An employee stacks items to be shipped at the Amazon fulfillment center in Phoenix.
David Paul Morris | Bloomberg | Getty Images
An employee stacks items to be shipped at the Amazon fulfillment center in Phoenix.

Online retail giant Amazon.com is reportedly experimenting with a new delivery service.

Bloomberg reported, citing two people familiar with the matter, that Amazon's new service would be aimed at making more items available for free two-day shipping. It would also relieve overcrowding in the company's warehouses.

The news sent shares of UPS lower, with the stock dropping 0.7 percent. FedEx's stock dropped before closing 0.1 percent higher.

Amazon has been testing the new service in India for two years, Bloomberg said, adding it was deployed in West Coast states on a trial basis earlier this year. The report also said Amazon is calling the project "Seller Flex" and that it plans a broader rollout in 2018.

With this project, Amazon would directly take over functions typically handled by UPS and FedEx, Bloomberg said.

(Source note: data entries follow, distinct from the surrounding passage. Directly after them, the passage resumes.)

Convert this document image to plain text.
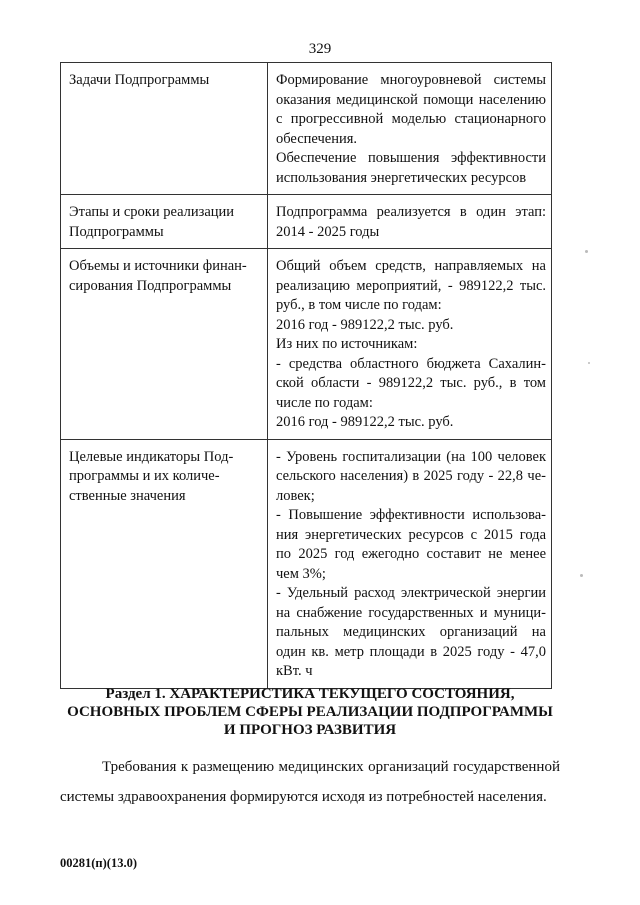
329
Задачи Подпрограммы	Формирование многоуровневой системы оказания медицинской помощи населению с прогрессивной моделью стационарного обеспечения.
Обеспечение повышения эффективности использования энергетических ресурсов

Этапы и сроки реализации Подпрограммы	Подпрограмма реализуется в один этап: 2014 - 2025 годы

Объемы и источники финан-сирования Подпрограммы	Общий объем средств, направляемых на реализацию мероприятий, - 989122,2 тыс. руб., в том числе по годам:
2016 год - 989122,2 тыс. руб.
Из них по источникам:
- средства областного бюджета Сахалин-ской области - 989122,2 тыс. руб., в том числе по годам:
2016 год - 989122,2 тыс. руб.

Целевые индикаторы Под-программы и их количе-ственные значения	- Уровень госпитализации (на 100 человек сельского населения) в 2025 году - 22,8 че-ловек;
- Повышение эффективности использова-ния энергетических ресурсов с 2015 года по 2025 год ежегодно составит не менее чем 3%;
- Удельный расход электрической энергии на снабжение государственных и муници-пальных медицинских организаций на один кв. метр площади в 2025 году - 47,0 кВт. ч
Раздел 1. ХАРАКТЕРИСТИКА ТЕКУЩЕГО СОСТОЯНИЯ,
ОСНОВНЫХ ПРОБЛЕМ СФЕРЫ РЕАЛИЗАЦИИ ПОДПРОГРАММЫ
И ПРОГНОЗ РАЗВИТИЯ
Требования к размещению медицинских организаций государственной системы здравоохранения формируются исходя из потребностей населения.
00281(п)(13.0)
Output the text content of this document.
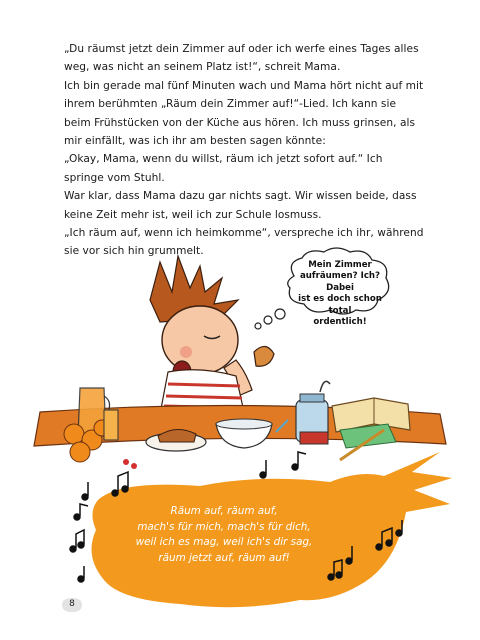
„Du räumst jetzt dein Zimmer auf oder ich werfe eines Tages alles weg, was nicht an seinem Platz ist!“, schreit Mama.

Ich bin gerade mal fünf Minuten wach und Mama hört nicht auf mit ihrem berühmten „Räum dein Zimmer auf!“-Lied. Ich kann sie beim Frühstücken von der Küche aus hören. Ich muss grinsen, als mir einfällt, was ich ihr am besten sagen könnte:

„Okay, Mama, wenn du willst, räum ich jetzt sofort auf.“ Ich springe vom Stuhl.

War klar, dass Mama dazu gar nichts sagt. Wir wissen beide, dass keine Zeit mehr ist, weil ich zur Schule losmuss.

„Ich räum auf, wenn ich heimkomme“, verspreche ich ihr, während sie vor sich hin grummelt.

Mein Zimmer
aufräumen? Ich? Dabei
ist es doch schon total
ordentlich!

Räum auf, räum auf,

mach's für mich, mach's für dich,

weil ich es mag, weil ich's dir sag,

räum jetzt auf, räum auf!

8
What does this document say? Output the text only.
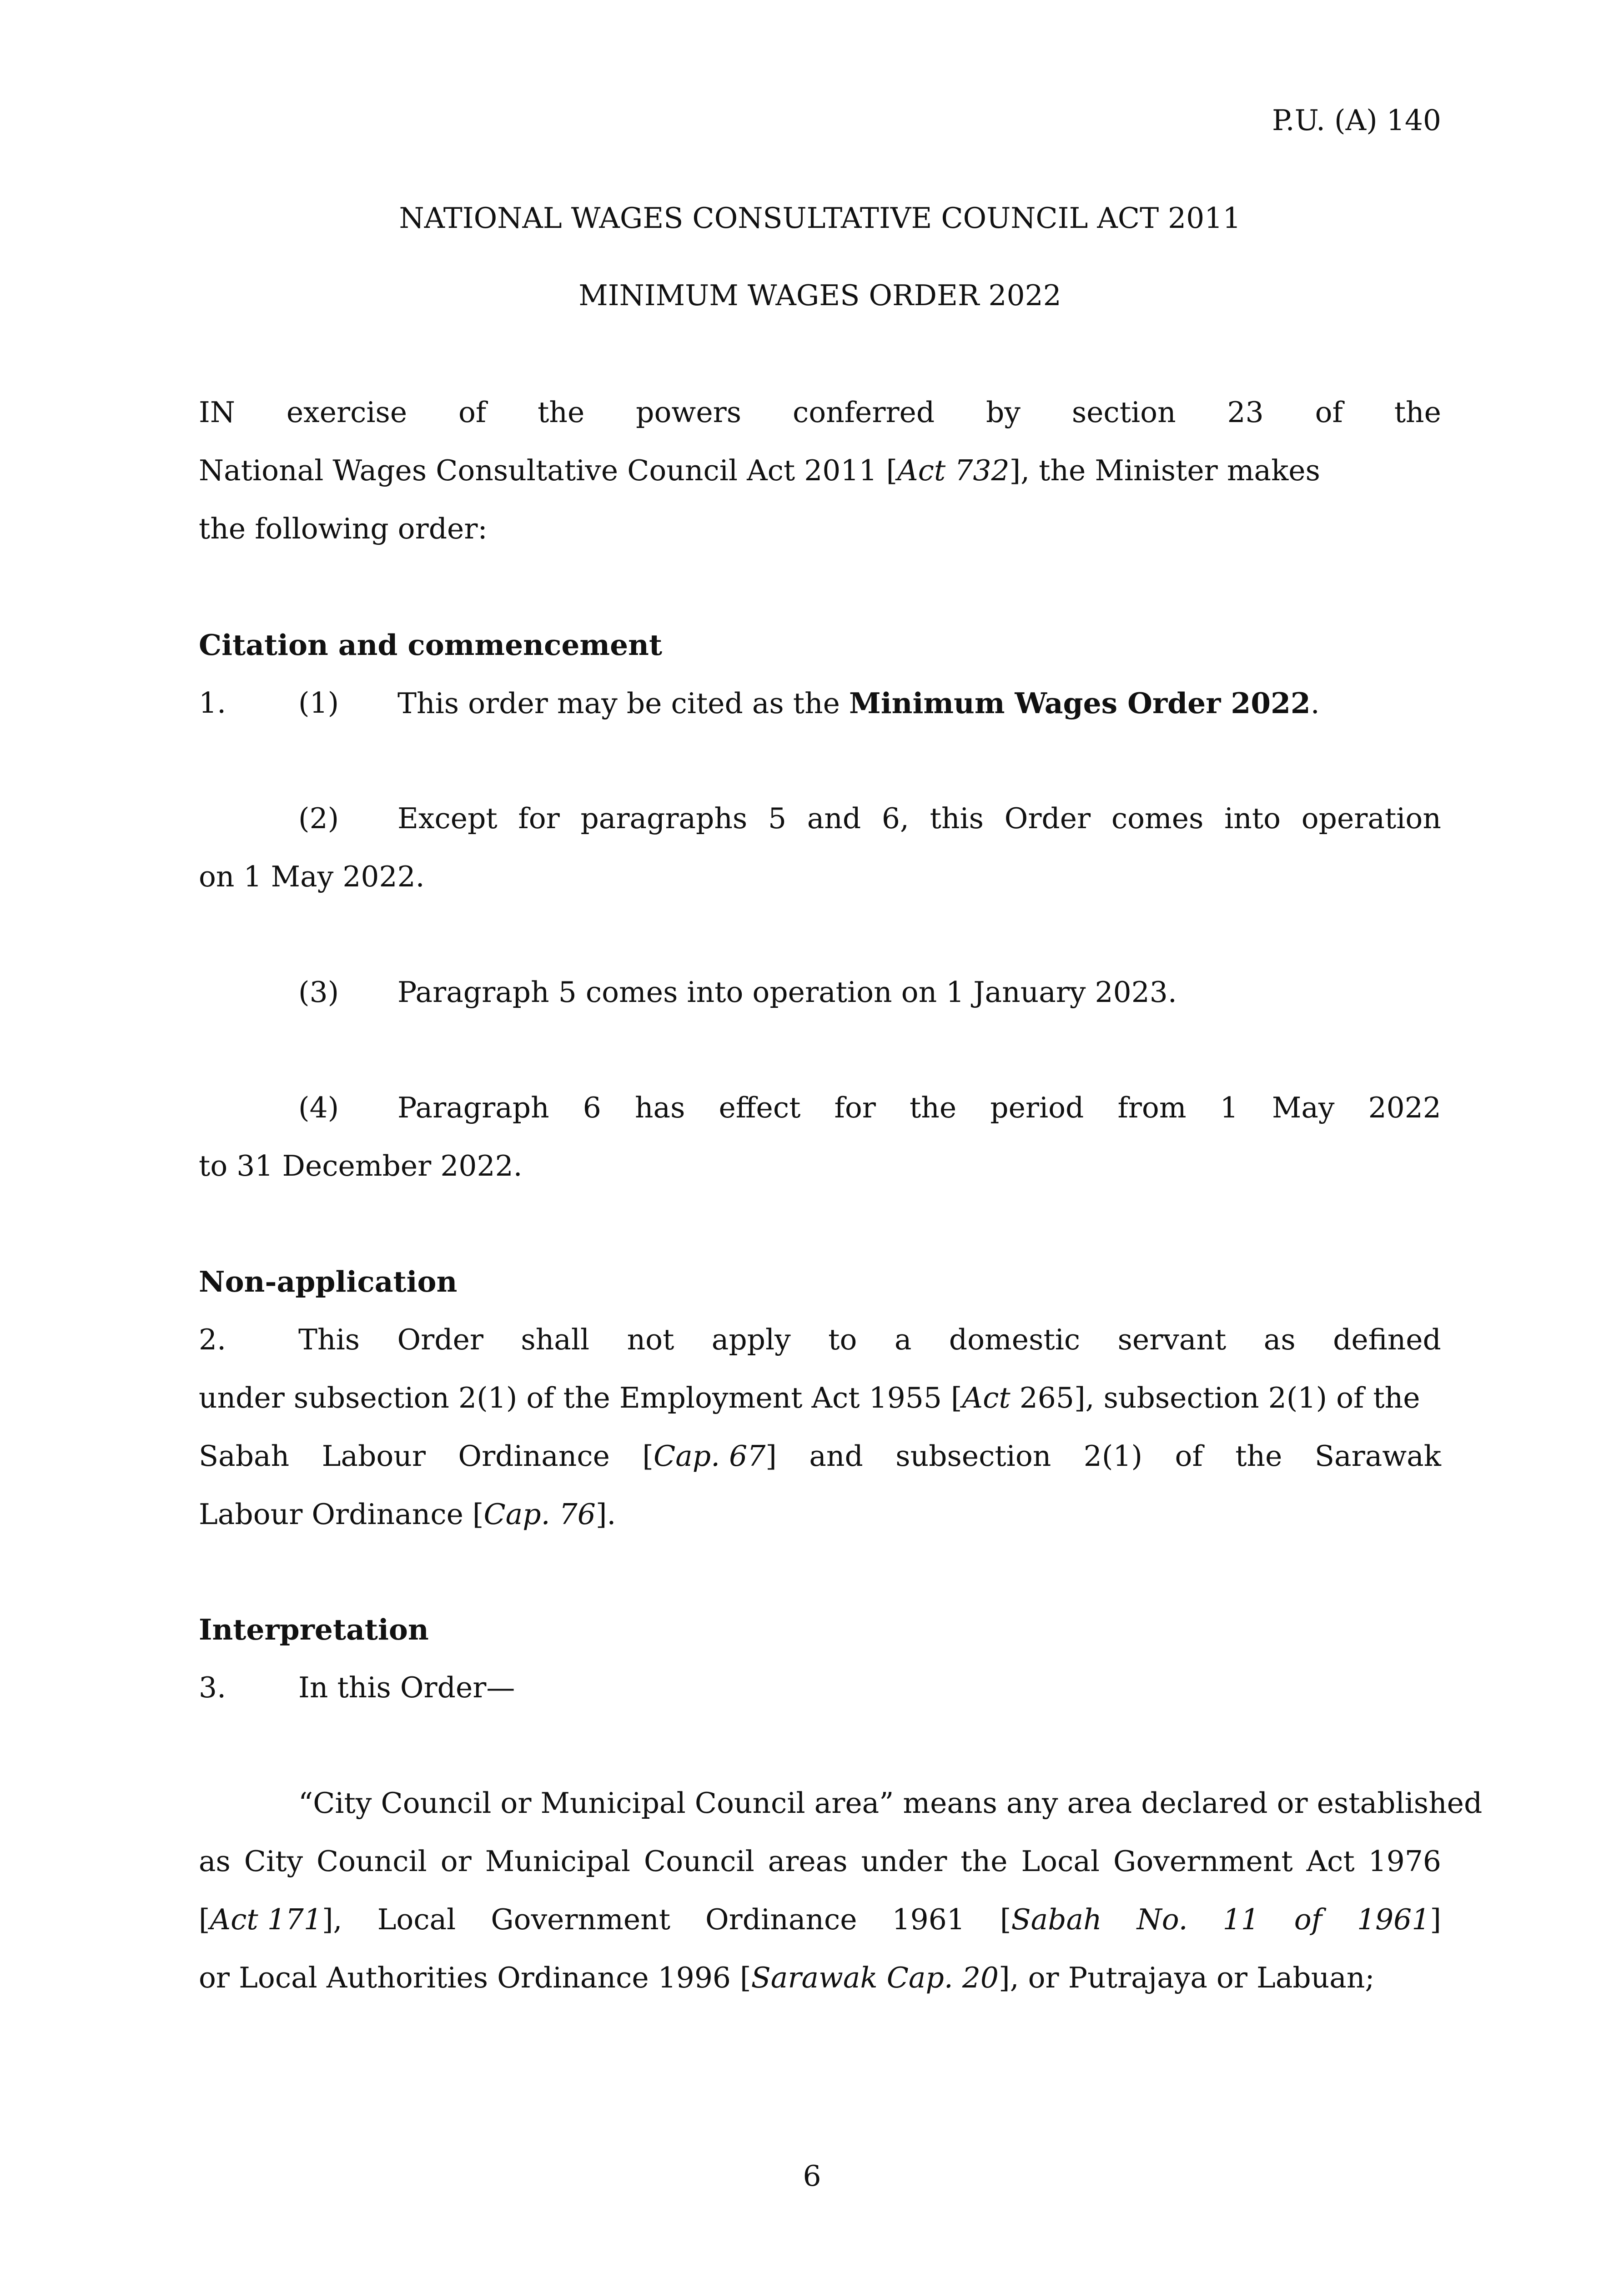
P.U. (A) 140
NATIONAL WAGES CONSULTATIVE COUNCIL ACT 2011
MINIMUM WAGES ORDER 2022
IN exercise of the powers conferred by section 23 of the
National Wages Consultative Council Act 2011 [Act 732], the Minister makes
the following order:
Citation and commencement
1.	(1) This order may be cited as the Minimum Wages Order 2022.
(2) Except for paragraphs 5 and 6, this Order comes into operation
on 1 May 2022.
(3) Paragraph 5 comes into operation on 1 January 2023.
(4) Paragraph 6 has effect for the period from 1 May 2022
to 31 December 2022.
Non-application
2.	This Order shall not apply to a domestic servant as defined
under subsection 2(1) of the Employment Act 1955 [Act 265], subsection 2(1) of the
Sabah Labour Ordinance [Cap. 67] and subsection 2(1) of the Sarawak
Labour Ordinance [Cap. 76].
Interpretation
3.	In this Order—
“City Council or Municipal Council area” means any area declared or established
as City Council or Municipal Council areas under the Local Government Act 1976
[Act 171], Local Government Ordinance 1961 [Sabah No. 11 of 1961]
or Local Authorities Ordinance 1996 [Sarawak Cap. 20], or Putrajaya or Labuan;
6
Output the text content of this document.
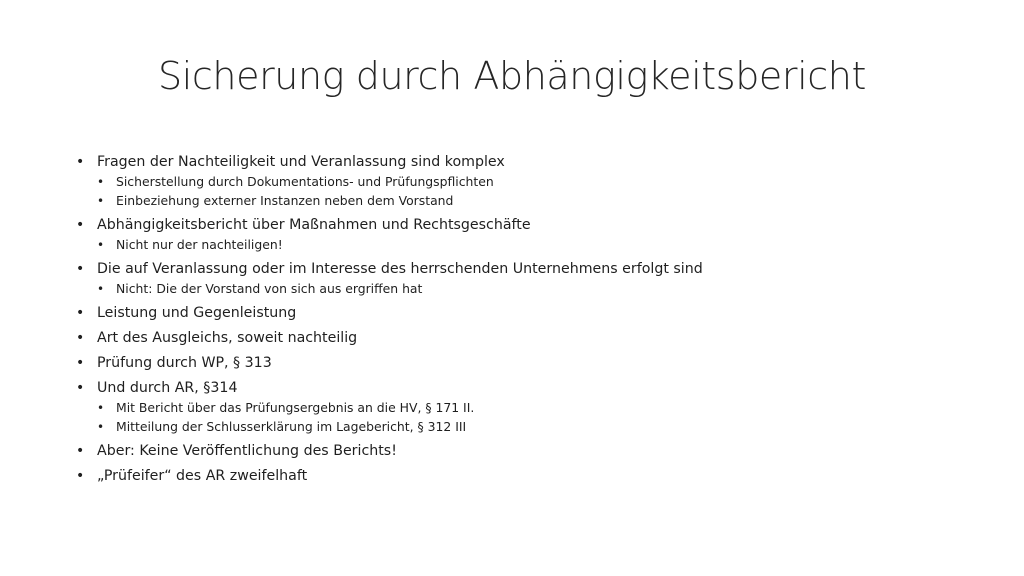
Sicherung durch Abhängigkeitsbericht
• Fragen der Nachteiligkeit und Veranlassung sind komplex
• Sicherstellung durch Dokumentations- und Prüfungspflichten
• Einbeziehung externer Instanzen neben dem Vorstand
• Abhängigkeitsbericht über Maßnahmen und Rechtsgeschäfte
• Nicht nur der nachteiligen!
• Die auf Veranlassung oder im Interesse des herrschenden Unternehmens erfolgt sind
• Nicht: Die der Vorstand von sich aus ergriffen hat
• Leistung und Gegenleistung
• Art des Ausgleichs, soweit nachteilig
• Prüfung durch WP, § 313
• Und durch AR, §314
• Mit Bericht über das Prüfungsergebnis an die HV, § 171 II.
• Mitteilung der Schlusserklärung im Lagebericht, § 312 III
• Aber: Keine Veröffentlichung des Berichts!
• „Prüfeifer“ des AR zweifelhaft
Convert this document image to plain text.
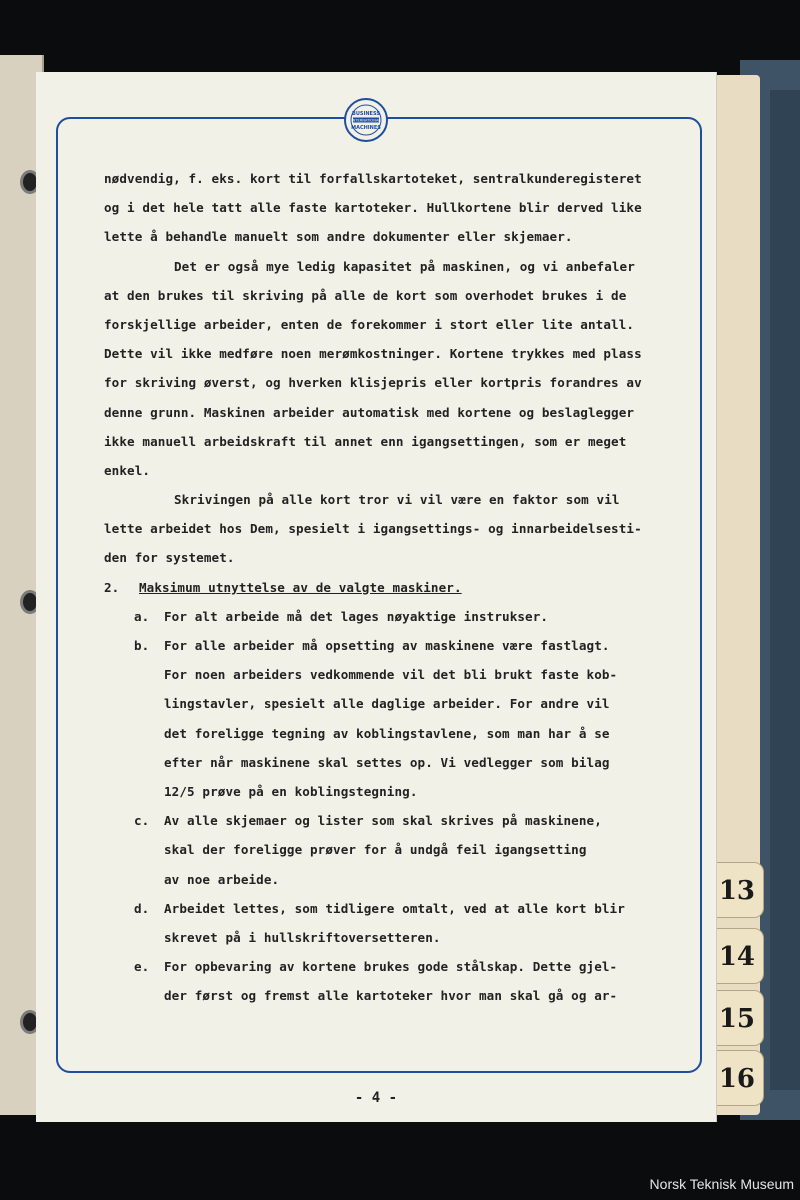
13
14
15
16
BUSINESS
INTERNATIONAL
MACHINES
nødvendig, f. eks. kort til forfallskartoteket, sentralkunderegisteret
og i det hele tatt alle faste kartoteker. Hullkortene blir derved like
lette å behandle manuelt som andre dokumenter eller skjemaer.
Det er også mye ledig kapasitet på maskinen, og vi anbefaler
at den brukes til skriving på alle de kort som overhodet brukes i de
forskjellige arbeider, enten de forekommer i stort eller lite antall.
Dette vil ikke medføre noen merømkostninger. Kortene trykkes med plass
for skriving øverst, og hverken klisjepris eller kortpris forandres av
denne grunn. Maskinen arbeider automatisk med kortene og beslaglegger
ikke manuell arbeidskraft til annet enn igangsettingen, som er meget
enkel.
Skrivingen på alle kort tror vi vil være en faktor som vil
lette arbeidet hos Dem, spesielt i igangsettings- og innarbeidelsesti-
den for systemet.
2. Maksimum utnyttelse av de valgte maskiner.
a. For alt arbeide må det lages nøyaktige instrukser.
b. For alle arbeider må opsetting av maskinene være fastlagt.
For noen arbeiders vedkommende vil det bli brukt faste kob-
lingstavler, spesielt alle daglige arbeider. For andre vil
det foreligge tegning av koblingstavlene, som man har å se
efter når maskinene skal settes op. Vi vedlegger som bilag
12/5 prøve på en koblingstegning.
c. Av alle skjemaer og lister som skal skrives på maskinene,
skal der foreligge prøver for å undgå feil igangsetting
av noe arbeide.
d. Arbeidet lettes, som tidligere omtalt, ved at alle kort blir
skrevet på i hullskriftoversetteren.
e. For opbevaring av kortene brukes gode stålskap. Dette gjel-
der først og fremst alle kartoteker hvor man skal gå og ar-
- 4 -
Norsk Teknisk Museum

Shares of Amazon rose 1.6 percent.

UPS told CNBC in a statement:

"Amazon is a valued UPS customer. We support all our customers with industry-leading ecommerce solutions and expect to expand these relationships further in the future."

Patrick Fitzgerald, senior vice president of integrated marketing and communications at FedEx, said:

"We don't comment on speculative news stories but there continues to be reporting related to our networks and the transportation industry that demonstrates a clear misunderstanding of the scale, infrastructure and complexity involved in running a global transportation network. FedEx and other transportation providers are innovating as it relates to new services for e-commerce residential deliveries, but that is only one piece of the capabilities that we provide. Demand for our global portfolio continues to grow."

Amazon did not immediately respond to CNBC's requests for comment.